American bacon, also called side bacon or, in Britain, streaky bacon, is the bacon most commonly sold sliced and packaged in the supermarket. Bacon is the cured and smoked meat and fat from the belly of the pig. To make bacon, processors inject brine into the pork, then either smoke it or inject smoke flavoring. For sliced bacon, the rind is trimmed from slab bacon and the meat is sliced into 36 pieces per pound for thin-sliced styles, 16 to 20 for regular, and 12 to 16 for thick-sliced. Slab bacon is pork that is still attached to the rind. Side bacon (without the rind) also comes precooked and canned. To achieve the desired crispness when cooked, bacon must have a fat content of one half to two-thirds of its uncooked weight.
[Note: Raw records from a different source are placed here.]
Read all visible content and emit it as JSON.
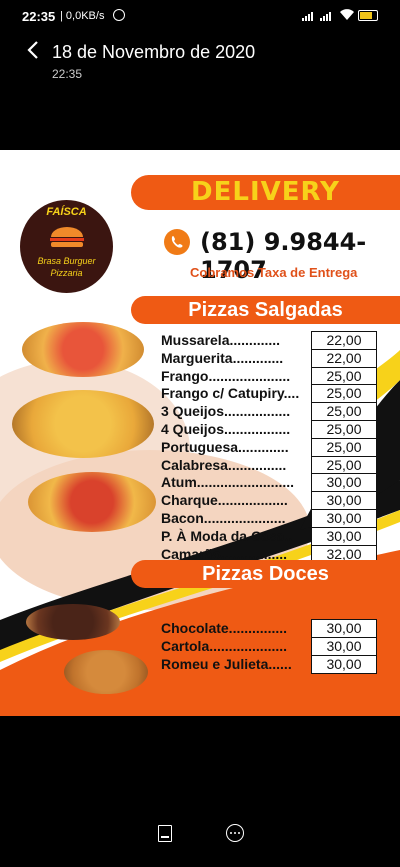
{
  "status_bar": {
    "time": "22:35",
    "network": "0,0KB/s",
    "icons": [
      "alarm-icon",
      "signal-icon",
      "signal-icon",
      "wifi-icon",
      "battery-icon"
    ]
  },
  "header": {
    "title": "18 de Novembro de 2020",
    "subtitle": "22:35"
  },
  "flyer": {
    "logo": {
      "brand": "FAÍSCA",
      "line1": "Brasa Burguer",
      "line2": "Pizzaria"
    },
    "delivery_label": "DELIVERY",
    "phone": "(81) 9.9844-1707",
    "delivery_fee_note": "Cobramos Taxa de Entrega",
    "colors": {
      "accent_orange": "#ef5a14",
      "title_yellow": "#f7d21a"
    },
    "salgadas": {
      "title": "Pizzas Salgadas",
      "items": [
        {
          "name": "Mussarela.............",
          "price": "22,00"
        },
        {
          "name": "Marguerita.............",
          "price": "22,00"
        },
        {
          "name": "Frango.....................",
          "price": "25,00"
        },
        {
          "name": "Frango c/ Catupiry....",
          "price": "25,00"
        },
        {
          "name": "3 Queijos.................",
          "price": "25,00"
        },
        {
          "name": "4 Queijos.................",
          "price": "25,00"
        },
        {
          "name": "Portuguesa.............",
          "price": "25,00"
        },
        {
          "name": "Calabresa...............",
          "price": "25,00"
        },
        {
          "name": "Atum.........................",
          "price": "30,00"
        },
        {
          "name": "Charque..................",
          "price": "30,00"
        },
        {
          "name": "Bacon.....................",
          "price": "30,00"
        },
        {
          "name": "P. À Moda da Casa..",
          "price": "30,00"
        },
        {
          "name": "Camarão.................",
          "price": "32,00"
        }
      ]
    },
    "doces": {
      "title": "Pizzas Doces",
      "items": [
        {
          "name": "Chocolate...............",
          "price": "30,00"
        },
        {
          "name": "Cartola....................",
          "price": "30,00"
        },
        {
          "name": "Romeu e Julieta......",
          "price": "30,00"
        }
      ]
    }
  },
  "bottom_bar": {
    "icons": [
      "document-icon",
      "more-options-icon"
    ]
  }
}
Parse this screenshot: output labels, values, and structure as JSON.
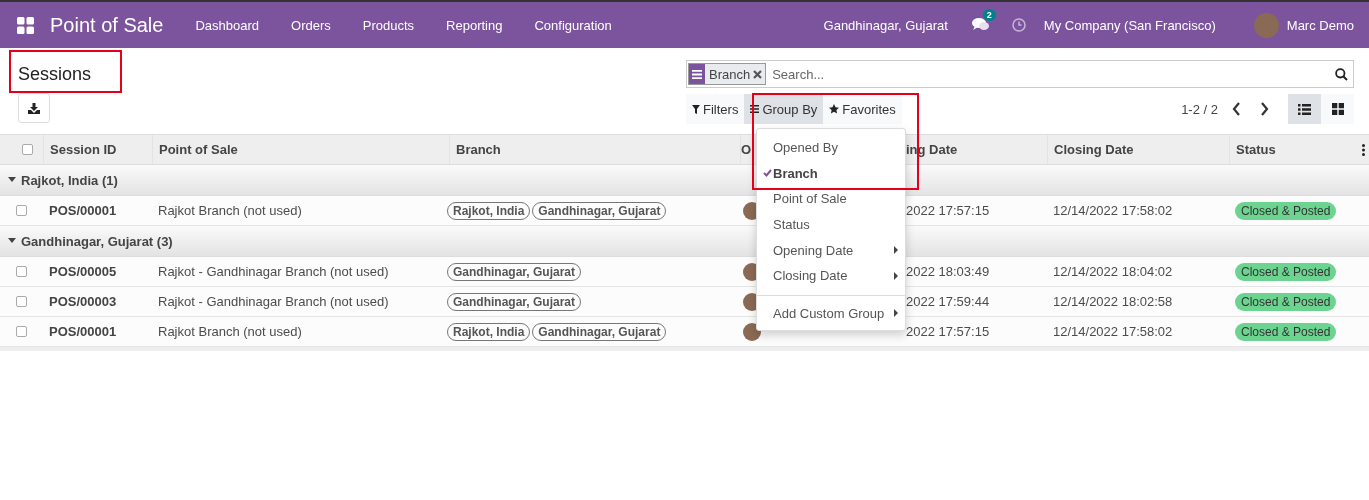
{
  "navbar": {
    "app_name": "Point of Sale",
    "menu": [
      "Dashboard",
      "Orders",
      "Products",
      "Reporting",
      "Configuration"
    ],
    "branch": "Gandhinagar, Gujarat",
    "messages_badge": "2",
    "company": "My Company (San Francisco)",
    "user": "Marc Demo"
  },
  "control_panel": {
    "title": "Sessions",
    "search": {
      "facet": "Branch",
      "placeholder": "Search..."
    },
    "search_buttons": [
      {
        "label": "Filters",
        "kind": "filter",
        "selected": false
      },
      {
        "label": "Group By",
        "kind": "group",
        "selected": true
      },
      {
        "label": "Favorites",
        "kind": "star",
        "selected": false
      }
    ],
    "pager": "1-2 / 2",
    "views": [
      {
        "kind": "list",
        "selected": true
      },
      {
        "kind": "kanban",
        "selected": false
      }
    ]
  },
  "group_by_menu": {
    "items": [
      {
        "label": "Opened By",
        "checked": false,
        "submenu": false
      },
      {
        "label": "Branch",
        "checked": true,
        "submenu": false
      },
      {
        "label": "Point of Sale",
        "checked": false,
        "submenu": false
      },
      {
        "label": "Status",
        "checked": false,
        "submenu": false
      },
      {
        "label": "Opening Date",
        "checked": false,
        "submenu": true
      },
      {
        "label": "Closing Date",
        "checked": false,
        "submenu": true
      }
    ],
    "custom_group": {
      "label": "Add Custom Group",
      "submenu": true
    }
  },
  "table": {
    "all_checked": false,
    "columns": [
      "Session ID",
      "Point of Sale",
      "Branch",
      "O",
      "ing Date",
      "Closing Date",
      "Status"
    ],
    "groups": [
      {
        "label": "Rajkot, India (1)",
        "expanded": true,
        "rows": [
          {
            "checked": false,
            "session_id": "POS/00001",
            "point_of_sale": "Rajkot Branch (not used)",
            "branches": [
              "Rajkot, India",
              "Gandhinagar, Gujarat"
            ],
            "opening_date": "2022 17:57:15",
            "closing_date": "12/14/2022 17:58:02",
            "status": "Closed & Posted"
          }
        ]
      },
      {
        "label": "Gandhinagar, Gujarat (3)",
        "expanded": true,
        "rows": [
          {
            "checked": false,
            "session_id": "POS/00005",
            "point_of_sale": "Rajkot - Gandhinagar Branch (not used)",
            "branches": [
              "Gandhinagar, Gujarat"
            ],
            "opening_date": "2022 18:03:49",
            "closing_date": "12/14/2022 18:04:02",
            "status": "Closed & Posted"
          },
          {
            "checked": false,
            "session_id": "POS/00003",
            "point_of_sale": "Rajkot - Gandhinagar Branch (not used)",
            "branches": [
              "Gandhinagar, Gujarat"
            ],
            "opening_date": "2022 17:59:44",
            "closing_date": "12/14/2022 18:02:58",
            "status": "Closed & Posted"
          },
          {
            "checked": false,
            "session_id": "POS/00001",
            "point_of_sale": "Rajkot Branch (not used)",
            "branches": [
              "Rajkot, India",
              "Gandhinagar, Gujarat"
            ],
            "opening_date": "2022 17:57:15",
            "closing_date": "12/14/2022 17:58:02",
            "status": "Closed & Posted"
          }
        ]
      }
    ]
  }
}
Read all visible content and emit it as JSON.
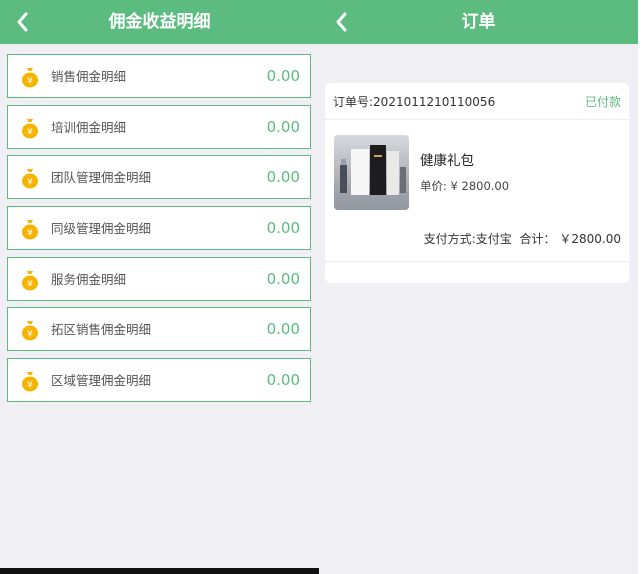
{
  "left": {
    "title": "佣金收益明细",
    "items": [
      {
        "label": "销售佣金明细",
        "amount": "0.00"
      },
      {
        "label": "培训佣金明细",
        "amount": "0.00"
      },
      {
        "label": "团队管理佣金明细",
        "amount": "0.00"
      },
      {
        "label": "同级管理佣金明细",
        "amount": "0.00"
      },
      {
        "label": "服务佣金明细",
        "amount": "0.00"
      },
      {
        "label": "拓区销售佣金明细",
        "amount": "0.00"
      },
      {
        "label": "区域管理佣金明细",
        "amount": "0.00"
      }
    ],
    "icons": {
      "back": "chevron-left-icon",
      "coin": "money-bag-icon"
    }
  },
  "right": {
    "title": "订单",
    "order": {
      "number_label": "订单号:2021011210110056",
      "status": "已付款",
      "product_name": "健康礼包",
      "unit_price": "单价: ¥ 2800.00",
      "payment_method": "支付方式:支付宝",
      "total": "合计： ￥2800.00"
    }
  },
  "colors": {
    "accent": "#5cbb7f",
    "background": "#efeff4",
    "coin": "#f4b400"
  }
}
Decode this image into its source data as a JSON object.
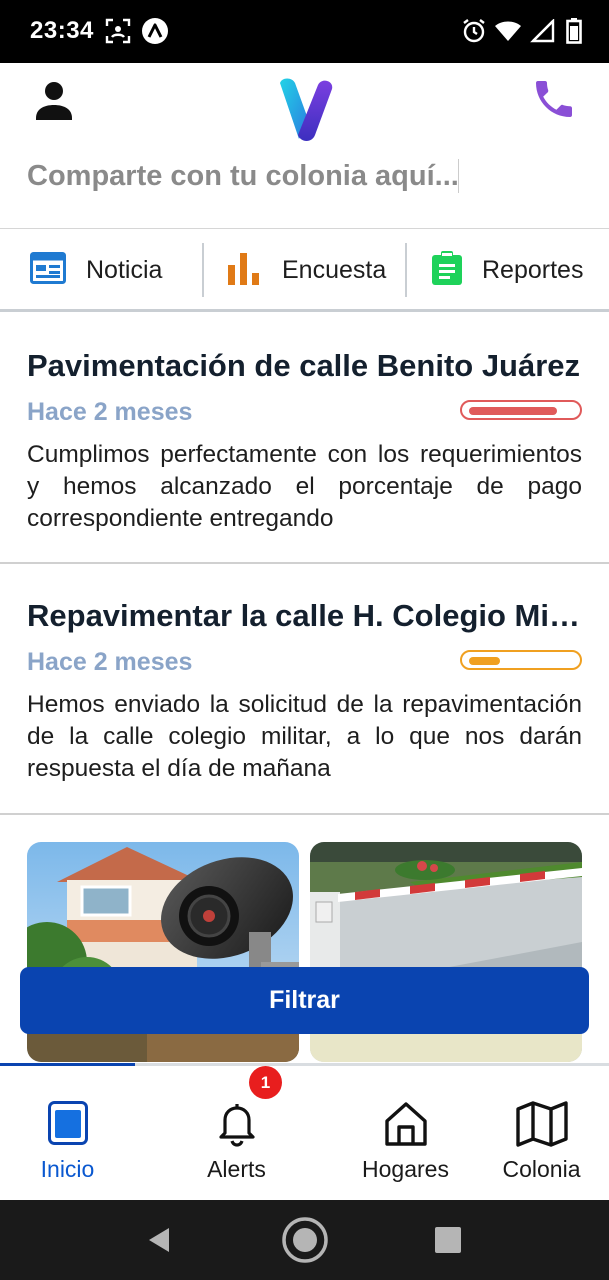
{
  "status_bar": {
    "time": "23:34"
  },
  "header": {
    "share_placeholder": "Comparte con tu colonia aquí..."
  },
  "actions": [
    {
      "label": "Noticia",
      "icon": "news-icon",
      "color": "#1f7ad1"
    },
    {
      "label": "Encuesta",
      "icon": "bar-chart-icon",
      "color": "#e07a16"
    },
    {
      "label": "Reportes",
      "icon": "clipboard-icon",
      "color": "#1ed25a"
    }
  ],
  "news": [
    {
      "title": "Pavimentación de calle Benito Juárez",
      "time": "Hace 2 meses",
      "description": "Cumplimos perfectamente con los requerimientos y hemos alcanzado el porcentaje de pago correspondiente entregando",
      "progress": 0.85,
      "progress_color": "#e05a5a"
    },
    {
      "title": "Repavimentar la calle H. Colegio Militar",
      "time": "Hace 2 meses",
      "description": "Hemos enviado la solicitud de la repavimentación de la calle colegio militar, a lo que nos darán respuesta el día de mañana",
      "progress": 0.3,
      "progress_color": "#f0a020"
    }
  ],
  "filter_button": "Filtrar",
  "bottom_nav": {
    "items": [
      {
        "label": "Inicio",
        "icon": "home-card-icon",
        "active": true
      },
      {
        "label": "Alerts",
        "icon": "bell-icon",
        "badge": "1"
      },
      {
        "label": "Hogares",
        "icon": "house-icon"
      },
      {
        "label": "Colonia",
        "icon": "map-icon"
      }
    ]
  },
  "colors": {
    "primary": "#0a44b0",
    "muted_blue": "#8aa4c8",
    "phone": "#8a4fd6"
  }
}
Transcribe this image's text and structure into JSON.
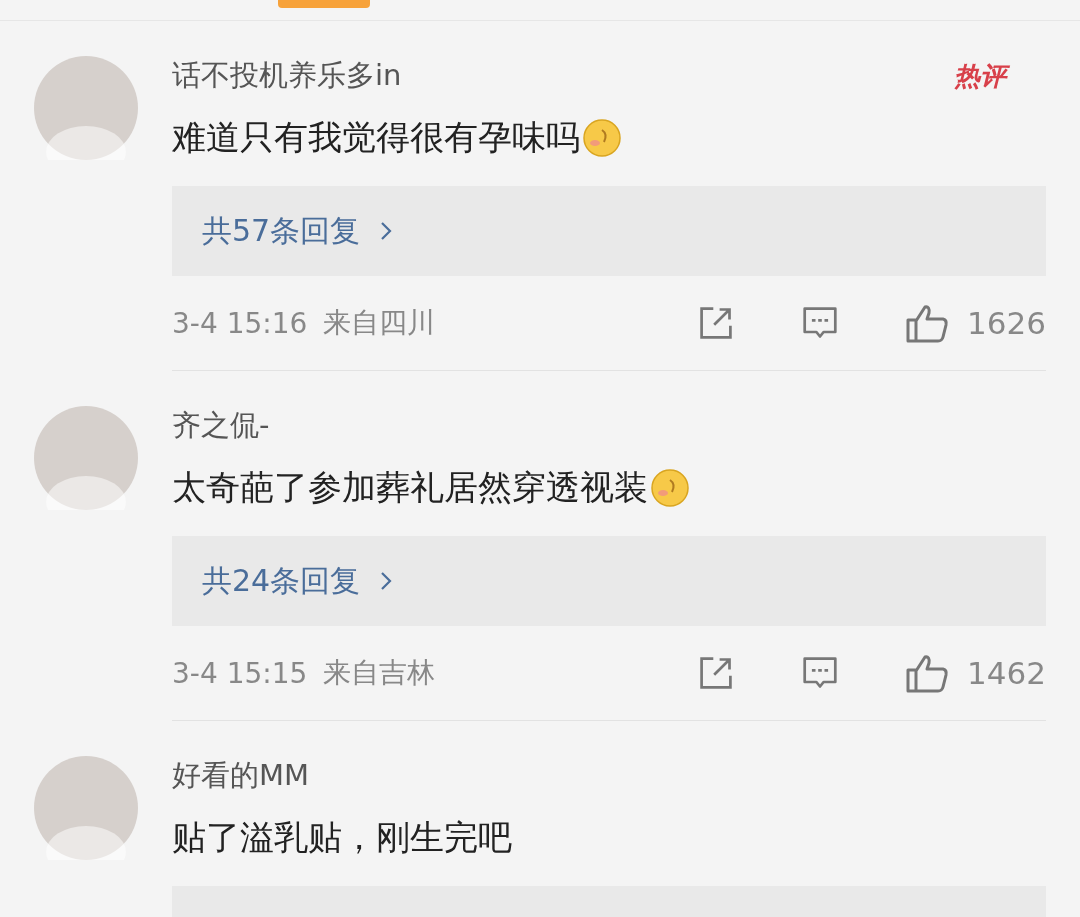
{
  "comments": [
    {
      "name": "话不投机养乐多in",
      "badge": "热评",
      "text": "难道只有我觉得很有孕味吗",
      "emoji": true,
      "replies": "共57条回复",
      "time": "3-4 15:16",
      "location": "来自四川",
      "likes": "1626"
    },
    {
      "name": "齐之侃-",
      "text": "太奇葩了参加葬礼居然穿透视装",
      "emoji": true,
      "replies": "共24条回复",
      "time": "3-4 15:15",
      "location": "来自吉林",
      "likes": "1462"
    },
    {
      "name": "好看的MM",
      "text": "贴了溢乳贴，刚生完吧",
      "emoji": false
    }
  ]
}
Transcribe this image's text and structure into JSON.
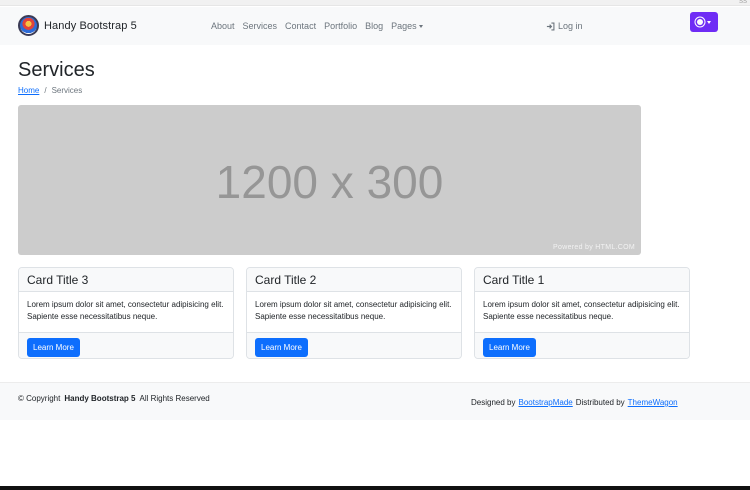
{
  "corner_mark": "SS",
  "navbar": {
    "brand": "Handy Bootstrap 5",
    "links": [
      "About",
      "Services",
      "Contact",
      "Portfolio",
      "Blog"
    ],
    "dropdown_label": "Pages",
    "login_label": "Log in",
    "theme_button_icon": "sun-icon",
    "theme_button_color": "#6f2cf5"
  },
  "page": {
    "title": "Services",
    "breadcrumb": {
      "home": "Home",
      "separator": "/",
      "current": "Services"
    }
  },
  "hero": {
    "text": "1200 x 300",
    "credit": "Powered by HTML.COM"
  },
  "cards": [
    {
      "title": "Card Title 3",
      "body": "Lorem ipsum dolor sit amet, consectetur adipisicing elit. Sapiente esse necessitatibus neque.",
      "button": "Learn More"
    },
    {
      "title": "Card Title 2",
      "body": "Lorem ipsum dolor sit amet, consectetur adipisicing elit. Sapiente esse necessitatibus neque.",
      "button": "Learn More"
    },
    {
      "title": "Card Title 1",
      "body": "Lorem ipsum dolor sit amet, consectetur adipisicing elit. Sapiente esse necessitatibus neque.",
      "button": "Learn More"
    }
  ],
  "footer": {
    "copyright_prefix": "© Copyright",
    "copyright_brand": "Handy Bootstrap 5",
    "copyright_suffix": "All Rights Reserved",
    "designed_by_label": "Designed by",
    "designed_by_link": "BootstrapMade",
    "distributed_by_label": "Distributed by",
    "distributed_by_link": "ThemeWagon"
  },
  "colors": {
    "primary": "#0d6efd",
    "navbar_bg": "#f8f9fa",
    "hero_bg": "#cccccc"
  }
}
Canadian Bacon (called back bacon in Canada) is the cured, smoked, cooked eye of pork loin. It resembles ham more closely than bacon and is much less fatty than American bacon. Canadian bacon comes either in individual slices, or in a cylinder-shaped chunk.
Pancetta is Italian bacon, made from pork that is cured but not smoked. It has a subtler flavor than American sliced bacon and makes a tasty accent in green salads.
Salt pork is salt-cured but not smoked meat from the belly of a pig. It's a favorite component in Southern cooking, especially with beans and collard greens.